まずは、退職金不支給規定ないし減額規定があるか確認して下さい。規定が無ければ減額はできません。規定がある場合には、どの程度、減額できるのか、具体的事情をもとにその都度検討していくことが重要となります。

予防策

 退職金不支給ないし減額事由を定めなければ、減額は認められませんので、まず、就業規則にあらかじめ退職金減額規定を定めることは必須です。

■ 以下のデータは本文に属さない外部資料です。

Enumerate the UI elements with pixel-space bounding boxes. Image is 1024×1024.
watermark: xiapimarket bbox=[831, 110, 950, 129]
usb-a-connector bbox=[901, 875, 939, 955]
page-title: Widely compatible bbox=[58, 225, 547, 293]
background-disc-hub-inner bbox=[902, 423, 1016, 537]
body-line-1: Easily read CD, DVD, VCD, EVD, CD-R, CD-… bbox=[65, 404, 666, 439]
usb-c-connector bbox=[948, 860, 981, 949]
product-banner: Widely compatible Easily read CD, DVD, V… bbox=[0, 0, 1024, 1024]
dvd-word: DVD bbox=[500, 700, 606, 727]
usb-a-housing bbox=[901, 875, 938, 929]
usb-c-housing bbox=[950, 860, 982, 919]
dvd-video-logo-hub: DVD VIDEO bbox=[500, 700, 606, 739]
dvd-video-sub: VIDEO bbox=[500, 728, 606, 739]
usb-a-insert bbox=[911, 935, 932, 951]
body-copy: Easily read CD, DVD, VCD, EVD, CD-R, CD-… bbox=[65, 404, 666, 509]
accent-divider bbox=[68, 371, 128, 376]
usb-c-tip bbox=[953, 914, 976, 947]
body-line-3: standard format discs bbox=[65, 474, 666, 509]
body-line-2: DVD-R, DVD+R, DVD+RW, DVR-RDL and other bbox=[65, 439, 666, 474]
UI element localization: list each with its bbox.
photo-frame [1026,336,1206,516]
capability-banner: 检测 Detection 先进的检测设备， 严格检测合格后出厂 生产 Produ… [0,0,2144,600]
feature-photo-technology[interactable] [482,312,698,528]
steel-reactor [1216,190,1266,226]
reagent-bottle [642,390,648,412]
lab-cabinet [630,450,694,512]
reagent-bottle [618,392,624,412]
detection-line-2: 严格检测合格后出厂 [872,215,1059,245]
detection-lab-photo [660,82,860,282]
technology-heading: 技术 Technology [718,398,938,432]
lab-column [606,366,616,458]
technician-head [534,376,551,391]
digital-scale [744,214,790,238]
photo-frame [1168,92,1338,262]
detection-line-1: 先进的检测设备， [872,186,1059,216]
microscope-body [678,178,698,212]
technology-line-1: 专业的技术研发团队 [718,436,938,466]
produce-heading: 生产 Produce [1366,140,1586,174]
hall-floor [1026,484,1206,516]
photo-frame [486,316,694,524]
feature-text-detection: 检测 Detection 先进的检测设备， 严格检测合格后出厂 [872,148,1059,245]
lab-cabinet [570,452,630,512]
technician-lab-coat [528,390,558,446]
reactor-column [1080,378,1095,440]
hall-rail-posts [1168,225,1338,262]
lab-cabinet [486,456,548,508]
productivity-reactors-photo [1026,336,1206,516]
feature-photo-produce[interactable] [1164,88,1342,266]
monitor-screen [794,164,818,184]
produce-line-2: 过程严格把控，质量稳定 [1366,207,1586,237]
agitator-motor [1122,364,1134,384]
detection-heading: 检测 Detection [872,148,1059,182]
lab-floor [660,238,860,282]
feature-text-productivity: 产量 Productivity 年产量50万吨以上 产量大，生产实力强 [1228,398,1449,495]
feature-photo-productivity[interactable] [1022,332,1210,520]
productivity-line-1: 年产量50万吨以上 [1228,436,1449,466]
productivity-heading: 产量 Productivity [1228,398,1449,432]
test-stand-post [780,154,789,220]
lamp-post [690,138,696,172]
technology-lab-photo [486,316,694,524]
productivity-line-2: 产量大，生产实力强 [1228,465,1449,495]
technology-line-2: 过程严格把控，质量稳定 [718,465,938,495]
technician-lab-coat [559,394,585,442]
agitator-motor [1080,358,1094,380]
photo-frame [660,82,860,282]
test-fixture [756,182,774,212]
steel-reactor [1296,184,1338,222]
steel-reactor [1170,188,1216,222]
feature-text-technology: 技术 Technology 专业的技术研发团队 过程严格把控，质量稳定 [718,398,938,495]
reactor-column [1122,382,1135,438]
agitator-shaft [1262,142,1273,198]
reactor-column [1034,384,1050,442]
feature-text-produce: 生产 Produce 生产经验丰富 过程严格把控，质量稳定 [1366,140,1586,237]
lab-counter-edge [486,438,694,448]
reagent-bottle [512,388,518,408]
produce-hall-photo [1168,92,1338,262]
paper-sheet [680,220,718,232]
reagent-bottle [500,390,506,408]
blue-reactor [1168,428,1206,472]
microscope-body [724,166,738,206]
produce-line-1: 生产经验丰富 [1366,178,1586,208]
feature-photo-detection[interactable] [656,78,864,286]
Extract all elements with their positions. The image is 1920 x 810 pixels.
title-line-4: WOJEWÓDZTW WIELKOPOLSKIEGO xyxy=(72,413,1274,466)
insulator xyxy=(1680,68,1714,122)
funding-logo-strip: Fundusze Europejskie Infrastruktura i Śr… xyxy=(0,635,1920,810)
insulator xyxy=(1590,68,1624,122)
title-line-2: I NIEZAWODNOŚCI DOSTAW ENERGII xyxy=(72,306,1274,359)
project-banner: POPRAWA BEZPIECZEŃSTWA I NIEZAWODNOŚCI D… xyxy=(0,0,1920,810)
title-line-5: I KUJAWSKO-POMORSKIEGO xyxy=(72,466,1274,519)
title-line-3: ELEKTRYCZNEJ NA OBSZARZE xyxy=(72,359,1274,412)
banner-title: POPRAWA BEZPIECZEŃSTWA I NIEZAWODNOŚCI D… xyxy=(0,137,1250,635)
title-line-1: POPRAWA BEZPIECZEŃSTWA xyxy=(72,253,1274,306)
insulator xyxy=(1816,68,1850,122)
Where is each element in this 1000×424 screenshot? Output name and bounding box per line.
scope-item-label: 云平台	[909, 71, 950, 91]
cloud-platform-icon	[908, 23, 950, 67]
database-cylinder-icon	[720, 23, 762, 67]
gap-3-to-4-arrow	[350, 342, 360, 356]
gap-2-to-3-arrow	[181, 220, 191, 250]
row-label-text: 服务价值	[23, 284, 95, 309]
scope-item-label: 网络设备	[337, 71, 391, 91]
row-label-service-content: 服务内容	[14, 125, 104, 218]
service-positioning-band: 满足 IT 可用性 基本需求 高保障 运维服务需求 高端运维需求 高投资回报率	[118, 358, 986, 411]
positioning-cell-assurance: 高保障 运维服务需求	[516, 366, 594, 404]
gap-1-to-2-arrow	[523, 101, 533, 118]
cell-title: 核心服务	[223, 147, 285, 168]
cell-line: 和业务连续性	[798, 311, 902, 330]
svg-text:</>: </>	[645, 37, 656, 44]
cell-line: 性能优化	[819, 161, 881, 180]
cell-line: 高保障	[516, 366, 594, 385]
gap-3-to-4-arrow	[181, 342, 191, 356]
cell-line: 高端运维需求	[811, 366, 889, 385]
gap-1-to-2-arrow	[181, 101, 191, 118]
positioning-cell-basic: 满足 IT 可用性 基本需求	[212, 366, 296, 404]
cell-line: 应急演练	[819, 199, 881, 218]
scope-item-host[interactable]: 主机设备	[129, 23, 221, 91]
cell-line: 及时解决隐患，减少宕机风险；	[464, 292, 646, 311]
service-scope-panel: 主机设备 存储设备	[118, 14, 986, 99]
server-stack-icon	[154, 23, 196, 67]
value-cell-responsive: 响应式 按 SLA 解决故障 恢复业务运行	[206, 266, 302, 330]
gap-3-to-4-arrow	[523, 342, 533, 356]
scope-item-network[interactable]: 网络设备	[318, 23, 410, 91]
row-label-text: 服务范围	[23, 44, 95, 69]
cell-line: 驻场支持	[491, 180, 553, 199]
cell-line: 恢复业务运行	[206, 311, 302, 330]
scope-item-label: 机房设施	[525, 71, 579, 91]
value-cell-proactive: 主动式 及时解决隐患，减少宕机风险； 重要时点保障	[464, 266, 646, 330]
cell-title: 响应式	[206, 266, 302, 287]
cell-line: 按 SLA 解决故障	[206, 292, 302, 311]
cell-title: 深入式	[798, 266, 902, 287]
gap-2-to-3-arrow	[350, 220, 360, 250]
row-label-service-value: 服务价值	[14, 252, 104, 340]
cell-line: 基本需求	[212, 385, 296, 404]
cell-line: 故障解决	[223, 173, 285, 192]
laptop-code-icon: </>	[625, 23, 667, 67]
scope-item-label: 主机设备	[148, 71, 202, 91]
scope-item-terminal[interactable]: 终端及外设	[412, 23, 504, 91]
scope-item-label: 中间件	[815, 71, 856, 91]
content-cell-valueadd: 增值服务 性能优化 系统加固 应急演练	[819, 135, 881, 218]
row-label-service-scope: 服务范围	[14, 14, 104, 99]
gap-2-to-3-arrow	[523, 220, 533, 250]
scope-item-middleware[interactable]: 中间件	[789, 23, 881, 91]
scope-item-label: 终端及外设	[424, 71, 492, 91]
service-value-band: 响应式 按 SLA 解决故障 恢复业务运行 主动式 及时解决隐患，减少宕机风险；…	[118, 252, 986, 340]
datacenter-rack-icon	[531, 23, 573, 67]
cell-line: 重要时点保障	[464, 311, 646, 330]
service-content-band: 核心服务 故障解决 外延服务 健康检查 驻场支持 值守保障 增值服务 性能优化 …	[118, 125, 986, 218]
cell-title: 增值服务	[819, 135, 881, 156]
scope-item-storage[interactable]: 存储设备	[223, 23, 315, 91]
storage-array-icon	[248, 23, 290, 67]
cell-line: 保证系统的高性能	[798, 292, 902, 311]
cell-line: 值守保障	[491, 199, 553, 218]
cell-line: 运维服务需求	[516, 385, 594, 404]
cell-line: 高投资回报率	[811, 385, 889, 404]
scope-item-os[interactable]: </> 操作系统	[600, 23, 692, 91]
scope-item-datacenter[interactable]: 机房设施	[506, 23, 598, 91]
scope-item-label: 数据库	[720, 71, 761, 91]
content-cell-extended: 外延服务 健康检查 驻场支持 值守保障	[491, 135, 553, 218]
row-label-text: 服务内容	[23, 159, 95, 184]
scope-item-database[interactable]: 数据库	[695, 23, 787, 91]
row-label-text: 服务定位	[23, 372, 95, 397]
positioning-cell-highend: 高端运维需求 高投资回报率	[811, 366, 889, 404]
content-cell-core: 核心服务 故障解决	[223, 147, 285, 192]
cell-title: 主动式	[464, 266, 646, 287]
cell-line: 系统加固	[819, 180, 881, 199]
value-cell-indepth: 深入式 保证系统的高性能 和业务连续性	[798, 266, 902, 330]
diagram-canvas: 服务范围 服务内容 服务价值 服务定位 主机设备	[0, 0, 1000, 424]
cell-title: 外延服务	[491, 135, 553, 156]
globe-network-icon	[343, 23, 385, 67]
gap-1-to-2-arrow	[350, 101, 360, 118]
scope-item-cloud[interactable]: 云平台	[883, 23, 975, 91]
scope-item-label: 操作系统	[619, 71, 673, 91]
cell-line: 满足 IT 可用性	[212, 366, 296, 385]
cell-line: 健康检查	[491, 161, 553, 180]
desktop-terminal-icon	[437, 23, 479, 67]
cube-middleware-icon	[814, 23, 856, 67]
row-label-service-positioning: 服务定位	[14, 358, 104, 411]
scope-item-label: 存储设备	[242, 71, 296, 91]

 そして、具体的規定としては、就業規則、退職金規程等の退職金支給要件として、「社員が退職又は解雇されたときは、会社が指定する日までに、会社が指定した者に業務の引き継ぎをしなければならない。この引継ぎをなさない社員に対しては、退職金を一部(または全額)支給しないことがある。」等の定めが考えられます。
 もっとも、業務の性質上、引継ぎを行わせる必要性が高く、規定に全額支給しないことがある可能性を定めた場合でも、これがそのまま有効に適用され、退職金を全額不支給とできる可能性は低いと考えられますので、注意が必要です。実際には、その会社の退職金の性質、引継ぎ業務の重要性、その他引継ぎに関する情状を考慮し、退職時に引継ぎを行わなかった者に対し、退職金を一部、相当額減額することになるといえるでしょう。